The following statement is from Mona Dajani, Partner at Pillsbury Winthrop Shaw Pittman LLP and ACORE Board Member, regarding ACORE's latest analysis on their campaign to reach $1 trillion by 2030 in private sector investment in renewable energy and enabling grid technologies. Mona is co-leader of Pillsbury's Energy and Infrastructure Projects Team and also leads the Renewable Energy practice. This also relates to Joe Biden's expected call for setting a 100% clean-electricity standard by 2035, and investing $2 trillion over four years on clean energy:
"We're structuring and negotiating deals right now that will make renewable energy a bright spot in the recovery. As ACORE's 1T report today says, the drivers include more demand from corporate buyers, and private sector investment in renewable energy and enabling grid technologies. They want 'in' on the tremendous growth in carbon-free energy that is still ahead of us, especially now that pricing has dramatically decreased.
"Last year, three-fourths of the corporate Power Purchase Agreements for renewable energy projects were located in the U.S. That is starting to shift as European corporate companies take a greater interest in direct purchasing of renewable energy too.
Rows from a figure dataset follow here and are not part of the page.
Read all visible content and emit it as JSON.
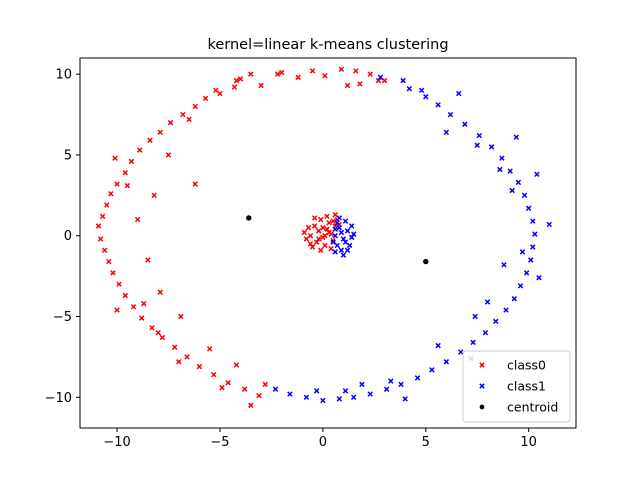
{
  "chart_data": {
    "type": "scatter",
    "title": "kernel=linear k-means clustering",
    "xlabel": "",
    "ylabel": "",
    "xlim": [
      -11.8,
      12.3
    ],
    "ylim": [
      -11.9,
      11.0
    ],
    "xticks": [
      -10,
      -5,
      0,
      5,
      10
    ],
    "yticks": [
      -10,
      -5,
      0,
      5,
      10
    ],
    "grid": false,
    "legend_position": "lower-right",
    "series": [
      {
        "name": "class0",
        "marker": "x",
        "color": "#ff0000",
        "points": [
          [
            0.9,
            10.3
          ],
          [
            1.6,
            10.2
          ],
          [
            2.3,
            10.0
          ],
          [
            2.7,
            9.6
          ],
          [
            1.2,
            9.3
          ],
          [
            -0.5,
            10.2
          ],
          [
            -1.2,
            9.8
          ],
          [
            -2.2,
            10.0
          ],
          [
            -3.5,
            10.0
          ],
          [
            -4.0,
            9.7
          ],
          [
            -4.3,
            9.2
          ],
          [
            -5.0,
            8.8
          ],
          [
            -5.7,
            8.5
          ],
          [
            -6.2,
            8.0
          ],
          [
            -6.8,
            7.5
          ],
          [
            -7.4,
            7.0
          ],
          [
            -7.9,
            6.4
          ],
          [
            -8.4,
            5.9
          ],
          [
            -8.9,
            5.3
          ],
          [
            -9.3,
            4.6
          ],
          [
            -9.6,
            3.9
          ],
          [
            -10.0,
            3.2
          ],
          [
            -10.3,
            2.6
          ],
          [
            -10.5,
            1.9
          ],
          [
            -10.7,
            1.2
          ],
          [
            -10.9,
            0.6
          ],
          [
            -10.8,
            -0.2
          ],
          [
            -10.6,
            -0.9
          ],
          [
            -10.4,
            -1.6
          ],
          [
            -10.2,
            -2.3
          ],
          [
            -9.9,
            -3.0
          ],
          [
            -9.6,
            -3.7
          ],
          [
            -9.2,
            -4.4
          ],
          [
            -8.8,
            -5.1
          ],
          [
            -8.3,
            -5.7
          ],
          [
            -7.8,
            -6.3
          ],
          [
            -7.2,
            -6.9
          ],
          [
            -6.6,
            -7.5
          ],
          [
            -6.0,
            -8.1
          ],
          [
            -5.3,
            -8.6
          ],
          [
            -4.6,
            -9.1
          ],
          [
            -3.8,
            -9.5
          ],
          [
            -3.1,
            -9.9
          ],
          [
            -3.5,
            -10.5
          ],
          [
            -2.8,
            -9.2
          ],
          [
            -6.2,
            3.2
          ],
          [
            -7.5,
            5.0
          ],
          [
            -8.2,
            2.5
          ],
          [
            -9.0,
            1.0
          ],
          [
            -8.5,
            -1.5
          ],
          [
            -7.9,
            -3.5
          ],
          [
            -6.9,
            -5.0
          ],
          [
            -5.5,
            -7.0
          ],
          [
            -4.2,
            -8.0
          ],
          [
            -10.1,
            4.8
          ],
          [
            -9.5,
            3.1
          ],
          [
            -8.7,
            -4.2
          ],
          [
            -7.0,
            -7.8
          ],
          [
            -2.0,
            10.1
          ],
          [
            0.1,
            9.9
          ],
          [
            3.0,
            9.6
          ],
          [
            -3.0,
            9.3
          ],
          [
            -5.2,
            9.0
          ],
          [
            -6.5,
            7.2
          ],
          [
            -10.0,
            -4.6
          ],
          [
            -8.0,
            -6.0
          ],
          [
            -4.9,
            -9.4
          ],
          [
            -4.2,
            9.6
          ],
          [
            1.8,
            9.4
          ],
          [
            -0.4,
            0.6
          ],
          [
            -0.2,
            0.3
          ],
          [
            0.0,
            -0.1
          ],
          [
            0.2,
            0.4
          ],
          [
            0.4,
            0.1
          ],
          [
            -0.6,
            0.0
          ],
          [
            -0.3,
            -0.4
          ],
          [
            0.1,
            -0.6
          ],
          [
            0.3,
            0.8
          ],
          [
            -0.1,
            1.0
          ],
          [
            0.5,
            -0.3
          ],
          [
            -0.7,
            0.5
          ],
          [
            -0.8,
            -0.2
          ],
          [
            0.6,
            0.6
          ],
          [
            0.2,
            1.2
          ],
          [
            -0.5,
            -0.7
          ],
          [
            0.0,
            0.5
          ],
          [
            -0.2,
            -0.2
          ],
          [
            0.4,
            -0.8
          ],
          [
            -0.9,
            0.2
          ],
          [
            0.7,
            1.0
          ],
          [
            -0.4,
            1.1
          ],
          [
            0.1,
            0.0
          ],
          [
            -0.1,
            -0.9
          ],
          [
            0.3,
            0.2
          ],
          [
            -0.6,
            -0.5
          ],
          [
            0.5,
            0.9
          ],
          [
            0.6,
            1.3
          ],
          [
            0.8,
            0.7
          ]
        ]
      },
      {
        "name": "class1",
        "marker": "x",
        "color": "#0000ff",
        "points": [
          [
            3.9,
            9.6
          ],
          [
            4.2,
            9.1
          ],
          [
            5.0,
            8.6
          ],
          [
            5.6,
            8.1
          ],
          [
            6.2,
            7.5
          ],
          [
            6.9,
            6.9
          ],
          [
            7.6,
            6.2
          ],
          [
            8.2,
            5.5
          ],
          [
            8.7,
            4.8
          ],
          [
            9.1,
            4.0
          ],
          [
            9.5,
            3.3
          ],
          [
            9.8,
            2.5
          ],
          [
            10.0,
            1.7
          ],
          [
            10.2,
            0.9
          ],
          [
            10.3,
            0.1
          ],
          [
            10.2,
            -0.7
          ],
          [
            10.1,
            -1.5
          ],
          [
            9.9,
            -2.3
          ],
          [
            9.6,
            -3.1
          ],
          [
            9.3,
            -3.9
          ],
          [
            8.9,
            -4.6
          ],
          [
            8.4,
            -5.3
          ],
          [
            7.9,
            -6.0
          ],
          [
            7.3,
            -6.6
          ],
          [
            6.7,
            -7.2
          ],
          [
            6.0,
            -7.8
          ],
          [
            5.3,
            -8.3
          ],
          [
            4.6,
            -8.8
          ],
          [
            3.8,
            -9.2
          ],
          [
            3.1,
            -9.5
          ],
          [
            2.3,
            -9.8
          ],
          [
            1.5,
            -10.0
          ],
          [
            0.8,
            -10.1
          ],
          [
            0.0,
            -10.2
          ],
          [
            -0.8,
            -10.0
          ],
          [
            -1.6,
            -9.8
          ],
          [
            -2.3,
            -9.5
          ],
          [
            4.0,
            -10.1
          ],
          [
            11.0,
            0.7
          ],
          [
            10.4,
            3.8
          ],
          [
            8.6,
            4.1
          ],
          [
            7.5,
            5.6
          ],
          [
            6.0,
            6.4
          ],
          [
            7.4,
            -5.0
          ],
          [
            8.8,
            -1.8
          ],
          [
            9.7,
            -1.0
          ],
          [
            5.6,
            -6.8
          ],
          [
            3.3,
            -9.0
          ],
          [
            1.1,
            -9.6
          ],
          [
            4.8,
            9.0
          ],
          [
            9.2,
            2.8
          ],
          [
            8.0,
            -4.1
          ],
          [
            9.4,
            6.1
          ],
          [
            2.8,
            9.8
          ],
          [
            10.5,
            -2.6
          ],
          [
            6.6,
            8.8
          ],
          [
            -0.3,
            -9.6
          ],
          [
            1.9,
            -9.2
          ],
          [
            7.2,
            -7.6
          ],
          [
            0.6,
            0.0
          ],
          [
            0.8,
            0.5
          ],
          [
            1.0,
            -0.2
          ],
          [
            0.7,
            -0.6
          ],
          [
            1.2,
            0.3
          ],
          [
            0.9,
            -0.9
          ],
          [
            1.1,
            0.9
          ],
          [
            0.5,
            -0.4
          ],
          [
            1.4,
            -0.1
          ],
          [
            0.8,
            1.1
          ],
          [
            1.3,
            -0.6
          ],
          [
            0.6,
            0.4
          ],
          [
            1.0,
            -1.2
          ],
          [
            0.7,
            0.8
          ],
          [
            1.5,
            0.1
          ],
          [
            0.9,
            0.2
          ],
          [
            1.2,
            -0.9
          ],
          [
            0.6,
            -1.0
          ],
          [
            1.4,
            0.6
          ],
          [
            1.1,
            -0.4
          ]
        ]
      },
      {
        "name": "centroid",
        "marker": "dot",
        "color": "#000000",
        "points": [
          [
            -3.6,
            1.1
          ],
          [
            5.0,
            -1.6
          ]
        ]
      }
    ]
  }
}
"Renewable energy-focused infrastructure funds raised over $20 billion last year, four times the year before. That will accelerate with wider use of sustainability-linked debt products such as "Green Loans/Bonds" and "Sustainability-Linked Loans/Bonds," which are linked to borrowers' performance on environmental, social and governance (ESG) issues. Pioneered in Europe, but set also for growth in the U.S. and Asia, such loans offer borrowers discounted rates if they meet ESG targets. This is in contrast to green loans, the proceeds of which must be used for green projects such as renewable energy, waste reduction or clean transportation.
"2019 was a record year for sustainable finance, with more sustainable debt issued globally than ever before. According to Bloomberg data, the total raised was $465 billion globally, up 78% from $261.4 billion in 2018."